The distinctive 33 white "golf balls" nine miles west of Harrogate contain satellite antennae capable of intercepting two million conversations an hour for Washington's National Security Agency.
It also provides data for the US missile defence system.
There are currently around 2,200 people stationed at RAF Menwith Hill - two thirds US, the rest Ministry of Defence.
Last summer parents at the US-run base were told its school would be closing while an application has been lodged to demolish 66 houses on site. The base's Burger King has also closed.
North Yorkshire county councillor Michael Harrison, who represents the area, said: "My thoughts first of all go to the people who are losing their jobs.

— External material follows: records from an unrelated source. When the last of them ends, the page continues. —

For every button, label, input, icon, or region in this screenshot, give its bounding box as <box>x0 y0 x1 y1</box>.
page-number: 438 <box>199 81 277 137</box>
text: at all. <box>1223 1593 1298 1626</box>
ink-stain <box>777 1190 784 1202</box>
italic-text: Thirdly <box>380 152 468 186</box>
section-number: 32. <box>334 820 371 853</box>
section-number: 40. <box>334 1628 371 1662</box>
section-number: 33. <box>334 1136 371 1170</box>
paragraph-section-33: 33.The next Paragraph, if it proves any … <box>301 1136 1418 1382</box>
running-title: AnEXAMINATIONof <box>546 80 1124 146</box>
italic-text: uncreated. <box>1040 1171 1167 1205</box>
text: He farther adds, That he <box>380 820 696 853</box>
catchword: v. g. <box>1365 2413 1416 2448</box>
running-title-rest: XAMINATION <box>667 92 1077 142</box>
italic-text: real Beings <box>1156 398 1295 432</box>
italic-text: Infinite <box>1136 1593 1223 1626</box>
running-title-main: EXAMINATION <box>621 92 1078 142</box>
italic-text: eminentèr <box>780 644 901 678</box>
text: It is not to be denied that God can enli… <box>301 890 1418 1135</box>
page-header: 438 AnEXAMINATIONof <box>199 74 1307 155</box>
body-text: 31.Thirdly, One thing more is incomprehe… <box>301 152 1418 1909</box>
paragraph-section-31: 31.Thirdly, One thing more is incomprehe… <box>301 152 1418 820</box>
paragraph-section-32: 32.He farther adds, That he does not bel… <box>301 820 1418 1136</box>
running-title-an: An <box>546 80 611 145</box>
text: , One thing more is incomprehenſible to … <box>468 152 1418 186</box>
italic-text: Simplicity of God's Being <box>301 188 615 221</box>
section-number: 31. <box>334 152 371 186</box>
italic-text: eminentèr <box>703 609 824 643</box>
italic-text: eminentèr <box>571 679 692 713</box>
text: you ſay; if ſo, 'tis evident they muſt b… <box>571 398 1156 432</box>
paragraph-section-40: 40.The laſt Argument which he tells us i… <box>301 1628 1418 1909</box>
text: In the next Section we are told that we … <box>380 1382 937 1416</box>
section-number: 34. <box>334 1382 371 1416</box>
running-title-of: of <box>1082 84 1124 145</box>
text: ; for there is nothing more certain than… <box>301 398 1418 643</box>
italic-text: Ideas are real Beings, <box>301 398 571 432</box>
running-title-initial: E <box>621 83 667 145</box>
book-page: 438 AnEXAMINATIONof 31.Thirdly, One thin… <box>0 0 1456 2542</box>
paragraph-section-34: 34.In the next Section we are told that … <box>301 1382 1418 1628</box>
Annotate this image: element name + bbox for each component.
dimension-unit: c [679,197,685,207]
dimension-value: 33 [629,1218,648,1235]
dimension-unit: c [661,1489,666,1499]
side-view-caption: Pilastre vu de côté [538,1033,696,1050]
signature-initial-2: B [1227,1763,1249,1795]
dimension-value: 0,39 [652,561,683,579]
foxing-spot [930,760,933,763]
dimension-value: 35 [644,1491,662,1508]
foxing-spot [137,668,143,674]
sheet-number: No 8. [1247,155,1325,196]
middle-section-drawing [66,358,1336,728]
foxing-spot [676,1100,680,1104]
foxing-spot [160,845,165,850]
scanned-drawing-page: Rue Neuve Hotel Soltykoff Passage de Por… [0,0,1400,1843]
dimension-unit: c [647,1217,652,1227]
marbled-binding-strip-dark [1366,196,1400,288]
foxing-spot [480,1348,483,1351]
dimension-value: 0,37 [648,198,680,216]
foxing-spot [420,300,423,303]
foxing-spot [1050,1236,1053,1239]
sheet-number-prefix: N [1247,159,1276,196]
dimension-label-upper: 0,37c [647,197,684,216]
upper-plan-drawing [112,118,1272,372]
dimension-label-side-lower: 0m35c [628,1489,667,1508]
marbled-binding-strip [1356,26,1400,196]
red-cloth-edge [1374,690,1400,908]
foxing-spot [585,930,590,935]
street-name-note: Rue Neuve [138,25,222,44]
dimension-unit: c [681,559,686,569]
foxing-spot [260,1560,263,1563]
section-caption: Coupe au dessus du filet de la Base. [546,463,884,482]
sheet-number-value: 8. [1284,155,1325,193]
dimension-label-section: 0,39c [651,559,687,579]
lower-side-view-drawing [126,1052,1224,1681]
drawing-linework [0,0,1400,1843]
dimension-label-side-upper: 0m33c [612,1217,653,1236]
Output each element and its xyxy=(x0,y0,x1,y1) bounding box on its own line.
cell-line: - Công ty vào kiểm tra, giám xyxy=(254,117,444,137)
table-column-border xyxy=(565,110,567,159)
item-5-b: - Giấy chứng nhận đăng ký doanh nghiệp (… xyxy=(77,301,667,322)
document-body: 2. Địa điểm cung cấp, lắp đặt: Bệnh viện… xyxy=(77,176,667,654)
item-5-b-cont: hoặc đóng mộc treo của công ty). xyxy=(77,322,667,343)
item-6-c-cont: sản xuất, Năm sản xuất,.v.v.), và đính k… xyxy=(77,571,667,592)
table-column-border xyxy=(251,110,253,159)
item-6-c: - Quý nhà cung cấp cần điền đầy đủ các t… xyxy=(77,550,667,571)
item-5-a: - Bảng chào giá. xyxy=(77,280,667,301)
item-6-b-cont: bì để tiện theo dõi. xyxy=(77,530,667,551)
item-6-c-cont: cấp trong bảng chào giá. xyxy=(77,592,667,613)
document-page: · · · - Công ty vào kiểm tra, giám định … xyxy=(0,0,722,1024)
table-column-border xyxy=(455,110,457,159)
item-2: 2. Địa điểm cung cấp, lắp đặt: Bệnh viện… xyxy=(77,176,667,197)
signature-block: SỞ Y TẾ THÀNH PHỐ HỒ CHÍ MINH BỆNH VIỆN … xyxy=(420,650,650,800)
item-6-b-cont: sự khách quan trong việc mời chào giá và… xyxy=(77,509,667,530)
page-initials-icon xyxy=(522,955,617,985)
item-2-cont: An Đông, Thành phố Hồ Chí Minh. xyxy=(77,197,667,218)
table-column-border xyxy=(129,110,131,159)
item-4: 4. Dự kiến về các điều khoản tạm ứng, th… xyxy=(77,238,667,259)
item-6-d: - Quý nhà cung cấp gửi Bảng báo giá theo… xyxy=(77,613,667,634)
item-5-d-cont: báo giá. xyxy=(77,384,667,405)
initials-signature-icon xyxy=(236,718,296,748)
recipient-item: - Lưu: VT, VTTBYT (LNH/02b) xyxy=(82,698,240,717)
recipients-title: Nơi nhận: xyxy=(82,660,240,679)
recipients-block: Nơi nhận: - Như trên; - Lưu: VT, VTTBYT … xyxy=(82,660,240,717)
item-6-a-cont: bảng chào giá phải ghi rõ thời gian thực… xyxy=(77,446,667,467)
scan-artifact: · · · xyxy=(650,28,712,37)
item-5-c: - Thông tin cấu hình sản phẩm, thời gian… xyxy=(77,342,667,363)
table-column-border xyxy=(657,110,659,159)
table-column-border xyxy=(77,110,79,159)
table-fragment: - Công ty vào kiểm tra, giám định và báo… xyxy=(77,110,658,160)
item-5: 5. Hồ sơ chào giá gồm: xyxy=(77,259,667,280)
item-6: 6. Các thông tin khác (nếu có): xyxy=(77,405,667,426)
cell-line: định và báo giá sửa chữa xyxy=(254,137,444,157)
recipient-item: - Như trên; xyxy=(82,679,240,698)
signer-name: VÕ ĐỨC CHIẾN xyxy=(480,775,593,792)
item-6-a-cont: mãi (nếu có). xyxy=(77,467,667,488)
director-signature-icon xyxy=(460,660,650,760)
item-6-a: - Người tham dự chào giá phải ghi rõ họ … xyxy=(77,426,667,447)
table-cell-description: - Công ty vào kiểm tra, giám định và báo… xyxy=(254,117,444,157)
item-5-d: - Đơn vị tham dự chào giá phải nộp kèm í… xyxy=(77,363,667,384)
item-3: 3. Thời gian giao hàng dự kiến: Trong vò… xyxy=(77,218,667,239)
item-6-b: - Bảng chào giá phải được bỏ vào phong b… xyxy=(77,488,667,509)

However, he added: "The base contributes significantly to the local economy, not only the immediate area but Harrogate district.
"It appears to have a future but the job losses will make a big dent in the economy."
He added that many of the military and civillian contractors lived off base.
Menwith Hill hit the headlines last year when whistleblowers Edward Snowden and J. Kirk Wiebe claimed it was used to listen in on the calls of German chancellor Angela Merkel and 35 other world leaders.
The RAF describes its primary mission as providing "intelligence support for UK, US and allied interests".
Lindis Percy, of the Campaign for the Accountability of American Bases, who has been jailed over her regular protests, said: "It is very significant and we absolutely welcome the news of movement by US forces back to their borders and I hope they leave the dales as they originally were."